Advantages of Dissolvable Tablets for Pediatric Use
‘Medications in dissolvable form are invariably simpler to manage,’ noted Sandra Gawchik, DO, from Asthma and Allergy Associates in Glen Mills, Pennsylvania. ‘Administering a dissolvable tablet to a child with allergies or similar conditions is far more straightforward since swallowing isn’t required. It avoids the mess and variability of liquid formulations while delivering a consistent standard dose.’
Nevertheless, Gawchik stressed that adults must always supervise and administer medications to children under 12 years of age.
The multicenter phase III KONFIDENT-KID study enrolled 36 children between 2 and 11 years old, all confirmed to have HAE due to C1INH deficiency and having suffered at least one attack in the preceding 12 months. Participants received open-label treatment for their attacks using sebetralstat orally disintegrating tablets, dosed according to body weight: 75 mg for the three patients weighing from 9.5 kg up to under 20 kg, 150 mg for the 27 patients in the 20 kg to 45 kg range, and 300 mg for the six children exceeding 45 kg.
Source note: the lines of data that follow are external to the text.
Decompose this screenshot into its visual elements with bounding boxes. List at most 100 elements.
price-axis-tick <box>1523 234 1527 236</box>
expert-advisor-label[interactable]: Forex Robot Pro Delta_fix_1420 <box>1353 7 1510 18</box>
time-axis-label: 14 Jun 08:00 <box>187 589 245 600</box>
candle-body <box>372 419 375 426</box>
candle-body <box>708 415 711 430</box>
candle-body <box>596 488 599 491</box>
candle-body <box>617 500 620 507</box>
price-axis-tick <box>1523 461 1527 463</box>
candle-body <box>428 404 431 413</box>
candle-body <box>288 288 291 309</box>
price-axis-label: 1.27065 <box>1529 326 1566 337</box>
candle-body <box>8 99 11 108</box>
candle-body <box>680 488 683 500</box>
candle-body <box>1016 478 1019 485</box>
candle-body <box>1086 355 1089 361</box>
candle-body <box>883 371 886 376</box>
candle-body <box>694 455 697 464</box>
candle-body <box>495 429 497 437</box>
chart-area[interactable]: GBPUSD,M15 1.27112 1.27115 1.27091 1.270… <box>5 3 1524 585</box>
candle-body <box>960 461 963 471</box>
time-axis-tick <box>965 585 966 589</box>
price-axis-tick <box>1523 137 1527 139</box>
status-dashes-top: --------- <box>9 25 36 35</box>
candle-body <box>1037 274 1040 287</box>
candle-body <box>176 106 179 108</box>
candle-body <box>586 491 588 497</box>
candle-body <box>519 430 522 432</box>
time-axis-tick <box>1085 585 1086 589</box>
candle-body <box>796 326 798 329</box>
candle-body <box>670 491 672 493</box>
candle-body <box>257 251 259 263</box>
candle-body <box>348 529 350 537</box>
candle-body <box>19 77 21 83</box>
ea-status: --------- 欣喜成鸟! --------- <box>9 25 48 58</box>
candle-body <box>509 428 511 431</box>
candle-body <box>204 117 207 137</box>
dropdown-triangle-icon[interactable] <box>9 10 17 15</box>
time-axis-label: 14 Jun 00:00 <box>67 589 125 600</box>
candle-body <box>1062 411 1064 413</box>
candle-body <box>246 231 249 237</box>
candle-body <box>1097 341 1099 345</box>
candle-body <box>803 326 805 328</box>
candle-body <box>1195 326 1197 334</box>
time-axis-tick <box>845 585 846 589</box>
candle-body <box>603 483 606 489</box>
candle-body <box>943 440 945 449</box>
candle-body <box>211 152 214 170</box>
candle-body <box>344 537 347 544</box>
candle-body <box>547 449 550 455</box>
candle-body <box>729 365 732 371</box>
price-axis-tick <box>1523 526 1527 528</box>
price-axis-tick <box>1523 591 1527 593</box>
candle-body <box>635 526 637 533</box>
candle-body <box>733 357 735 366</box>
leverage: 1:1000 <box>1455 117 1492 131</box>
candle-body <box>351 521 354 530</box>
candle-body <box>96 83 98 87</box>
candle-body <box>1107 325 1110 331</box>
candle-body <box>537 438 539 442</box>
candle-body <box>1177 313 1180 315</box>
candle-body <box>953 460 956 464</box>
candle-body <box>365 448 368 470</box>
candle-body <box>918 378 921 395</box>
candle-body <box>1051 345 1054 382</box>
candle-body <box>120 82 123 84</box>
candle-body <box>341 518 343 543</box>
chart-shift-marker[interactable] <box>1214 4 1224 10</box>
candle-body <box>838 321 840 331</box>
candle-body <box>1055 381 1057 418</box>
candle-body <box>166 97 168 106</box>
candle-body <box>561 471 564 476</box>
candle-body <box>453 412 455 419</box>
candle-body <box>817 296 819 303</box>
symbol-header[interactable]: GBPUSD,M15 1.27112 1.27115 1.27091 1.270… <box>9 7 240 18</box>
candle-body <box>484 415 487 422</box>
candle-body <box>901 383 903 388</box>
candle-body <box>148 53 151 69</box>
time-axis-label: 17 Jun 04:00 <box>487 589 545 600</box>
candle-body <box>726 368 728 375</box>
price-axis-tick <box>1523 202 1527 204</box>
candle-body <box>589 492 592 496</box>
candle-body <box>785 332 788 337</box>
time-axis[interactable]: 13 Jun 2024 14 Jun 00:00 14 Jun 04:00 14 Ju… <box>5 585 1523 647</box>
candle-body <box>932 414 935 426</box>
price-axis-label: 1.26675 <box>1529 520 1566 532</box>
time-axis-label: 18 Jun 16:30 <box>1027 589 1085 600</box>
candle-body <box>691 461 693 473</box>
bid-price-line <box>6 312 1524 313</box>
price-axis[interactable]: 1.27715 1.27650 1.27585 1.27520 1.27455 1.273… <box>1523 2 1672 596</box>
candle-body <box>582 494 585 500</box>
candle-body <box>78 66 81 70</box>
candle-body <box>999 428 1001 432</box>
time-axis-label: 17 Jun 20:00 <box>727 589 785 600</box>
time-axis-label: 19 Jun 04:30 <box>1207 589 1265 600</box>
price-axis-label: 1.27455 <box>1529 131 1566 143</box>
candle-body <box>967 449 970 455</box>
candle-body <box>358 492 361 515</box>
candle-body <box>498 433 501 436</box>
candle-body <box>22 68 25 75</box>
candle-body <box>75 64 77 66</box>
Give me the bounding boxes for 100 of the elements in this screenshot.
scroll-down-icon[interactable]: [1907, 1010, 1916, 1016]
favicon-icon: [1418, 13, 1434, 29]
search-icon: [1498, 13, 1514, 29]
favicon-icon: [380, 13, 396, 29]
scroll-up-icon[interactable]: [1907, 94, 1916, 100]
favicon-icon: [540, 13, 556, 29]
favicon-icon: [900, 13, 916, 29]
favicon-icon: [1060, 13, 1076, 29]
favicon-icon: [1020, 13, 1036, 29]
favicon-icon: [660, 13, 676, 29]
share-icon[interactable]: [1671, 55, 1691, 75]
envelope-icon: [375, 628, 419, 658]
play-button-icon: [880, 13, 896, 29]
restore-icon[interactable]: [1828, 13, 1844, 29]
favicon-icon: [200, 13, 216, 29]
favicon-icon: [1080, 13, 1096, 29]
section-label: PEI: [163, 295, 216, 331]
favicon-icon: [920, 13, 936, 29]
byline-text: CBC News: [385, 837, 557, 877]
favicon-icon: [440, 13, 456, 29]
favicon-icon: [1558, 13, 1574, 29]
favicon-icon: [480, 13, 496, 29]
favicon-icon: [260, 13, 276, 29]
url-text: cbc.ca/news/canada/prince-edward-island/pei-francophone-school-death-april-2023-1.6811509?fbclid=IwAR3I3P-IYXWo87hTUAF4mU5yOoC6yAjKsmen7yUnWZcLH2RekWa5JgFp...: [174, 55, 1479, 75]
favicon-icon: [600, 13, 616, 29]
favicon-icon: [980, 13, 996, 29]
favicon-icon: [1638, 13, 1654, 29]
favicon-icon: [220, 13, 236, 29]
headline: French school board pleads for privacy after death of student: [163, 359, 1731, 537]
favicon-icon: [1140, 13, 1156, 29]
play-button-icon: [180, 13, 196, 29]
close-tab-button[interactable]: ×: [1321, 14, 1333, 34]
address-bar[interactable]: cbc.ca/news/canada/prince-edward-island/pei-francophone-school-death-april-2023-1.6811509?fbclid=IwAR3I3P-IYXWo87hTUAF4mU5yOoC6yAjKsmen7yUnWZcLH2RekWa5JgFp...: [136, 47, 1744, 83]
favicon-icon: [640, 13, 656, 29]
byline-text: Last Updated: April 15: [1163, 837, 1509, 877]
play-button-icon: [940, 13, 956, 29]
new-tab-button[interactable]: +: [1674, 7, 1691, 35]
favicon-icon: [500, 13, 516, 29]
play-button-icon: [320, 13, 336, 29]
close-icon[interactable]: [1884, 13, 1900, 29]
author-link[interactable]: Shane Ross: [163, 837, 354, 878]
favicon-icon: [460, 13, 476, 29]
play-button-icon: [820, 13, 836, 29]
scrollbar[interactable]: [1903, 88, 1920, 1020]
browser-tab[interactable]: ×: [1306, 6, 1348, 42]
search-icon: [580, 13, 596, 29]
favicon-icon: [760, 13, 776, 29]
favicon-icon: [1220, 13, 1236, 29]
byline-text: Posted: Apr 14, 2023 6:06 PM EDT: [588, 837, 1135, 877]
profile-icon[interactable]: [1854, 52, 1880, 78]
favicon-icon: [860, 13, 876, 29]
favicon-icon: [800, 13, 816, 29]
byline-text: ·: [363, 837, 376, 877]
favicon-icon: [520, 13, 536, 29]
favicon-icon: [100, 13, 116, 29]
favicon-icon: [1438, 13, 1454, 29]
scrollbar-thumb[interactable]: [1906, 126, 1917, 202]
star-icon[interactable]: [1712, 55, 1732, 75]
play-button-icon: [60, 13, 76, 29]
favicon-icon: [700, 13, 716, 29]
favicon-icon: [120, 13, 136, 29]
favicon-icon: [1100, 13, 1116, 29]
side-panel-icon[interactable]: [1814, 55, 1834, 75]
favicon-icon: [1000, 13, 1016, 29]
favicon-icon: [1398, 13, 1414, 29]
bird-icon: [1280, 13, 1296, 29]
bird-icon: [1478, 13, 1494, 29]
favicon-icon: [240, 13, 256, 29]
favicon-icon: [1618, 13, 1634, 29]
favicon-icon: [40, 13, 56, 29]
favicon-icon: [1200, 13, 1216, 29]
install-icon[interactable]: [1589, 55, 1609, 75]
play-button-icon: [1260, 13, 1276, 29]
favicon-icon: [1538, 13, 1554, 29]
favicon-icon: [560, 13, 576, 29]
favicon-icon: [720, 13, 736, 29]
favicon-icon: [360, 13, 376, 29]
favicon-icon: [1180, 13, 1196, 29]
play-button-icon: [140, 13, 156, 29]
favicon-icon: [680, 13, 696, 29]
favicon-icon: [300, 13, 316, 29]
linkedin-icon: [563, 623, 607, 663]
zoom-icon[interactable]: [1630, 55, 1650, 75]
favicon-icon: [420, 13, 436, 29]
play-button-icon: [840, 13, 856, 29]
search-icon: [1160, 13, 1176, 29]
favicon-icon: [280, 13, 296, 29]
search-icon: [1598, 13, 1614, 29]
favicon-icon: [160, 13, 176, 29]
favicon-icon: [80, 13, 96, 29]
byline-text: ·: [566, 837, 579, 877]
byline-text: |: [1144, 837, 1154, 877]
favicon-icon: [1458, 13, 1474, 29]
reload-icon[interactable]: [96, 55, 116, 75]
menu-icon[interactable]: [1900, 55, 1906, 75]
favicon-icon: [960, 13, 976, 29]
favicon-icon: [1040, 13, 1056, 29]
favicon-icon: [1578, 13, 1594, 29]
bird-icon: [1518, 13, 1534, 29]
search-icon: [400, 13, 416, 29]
Caregivers or the children themselves, assisted by caregivers, could administer the tablets to replicate potential real-world scenarios upon approval. This formulation quickly breaks down upon contact with moisture, allowing placement directly on the tongue followed by a sip of juice, or dissolution in a small amount of liquid, such as a teaspoon of juice, for easier administration, Adatia explained.
Trial Design and Treatment Duration
On-demand treatment persisted for up to 1 year, until the child reached 12 years of age, or until the study concluded. On average, participants managed 0.8 attacks per month with sebetralstat, and 32% of these were still classified as mild when treatment began.
Key secondary outcomes encompassed the time to onset of symptom relief, determined by a Caregiver Global Impression of Change score of at least ‘a little better’ across two consecutive assessments within 12 hours; the time to severity reduction, indicated by a drop in the Caregiver Global Impression of Severity score from baseline over two sequential points within 12 hours; and the time to full resolution of the attack, marked by a severity rating of ‘none’ within 24 hours.
Due to limited attacks in the lowest (one attack) and highest (one attack) dose cohorts, separate evaluations of these endpoints were not feasible. However, in the substantial group receiving 150 mg—where 55 attacks occurred—symptoms began improving at 1.5 hours, severity diminished by 4 hours, and complete resolution was achieved by 12 hours.
Safety Profile and Patient Experience
No children experienced difficulties swallowing the orally disintegrating tablets, and feedback from patients indicated no issues with the taste, according to Adatia during the late-breaking abstract session.
The safety profile was characterized as ‘excellent,’ featuring no treatment-emergent adverse events, whether serious or mild.